What Happens If You Have a PIPEDA Violation?

The OPC investigates PIPEDA complaints and can issue findings, recommendations, and public reports. Bill C-27 (when enacted) will expand penalties significantly — up to 5% of global revenue or $25M, whichever is greater. Currently, courts can impose fines up to $100,000 per count for certain offences. Reputational damage from a public OPC finding can be far more costly for a firm whose entire value rests on client trust.

---

Frequently Asked Questions

Does PIPEDA apply to small Ontario law firms with fewer than 10 employees?

Yes. PIPEDA applies to private-sector organizations of any size that collect personal information in the course of commercial activities. There is no employee threshold exemption. A sole practitioner law firm collecting client SINs, financial records, or health information is subject to PIPEDA.

How long do we have to respond to a client access request under PIPEDA?
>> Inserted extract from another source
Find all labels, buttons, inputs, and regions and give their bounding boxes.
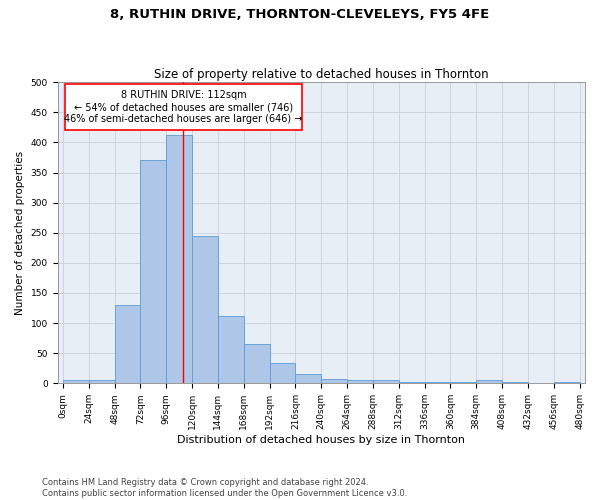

30 days from the date the request is received. You can seek a 30-day extension if meeting the original deadline is not reasonably practicable — but you must notify the client. Failure to respond is a PIPEDA violation that can be reported to the OPC.

We use a US-based cloud storage provider. Does PIPEDA apply to cross-border transfers?

Yes. PIPEDA requires that personal information transferred to third parties — including US cloud providers — receive comparable protection. Your vendor agreement must include privacy protection clauses, and your firm remains accountable if the vendor has a breach.

What is the difference between a PIPEDA compliance assessment and a privacy audit?

A PIPEDA compliance gap assessment identifies where your firm’s practices fall short of PIPEDA’s ten principles and provides a prioritized remediation roadmap. A formal privacy audit is a more comprehensive externally certified examination. For most Ontario SMB professional services firms, a gap assessment is the appropriate starting point.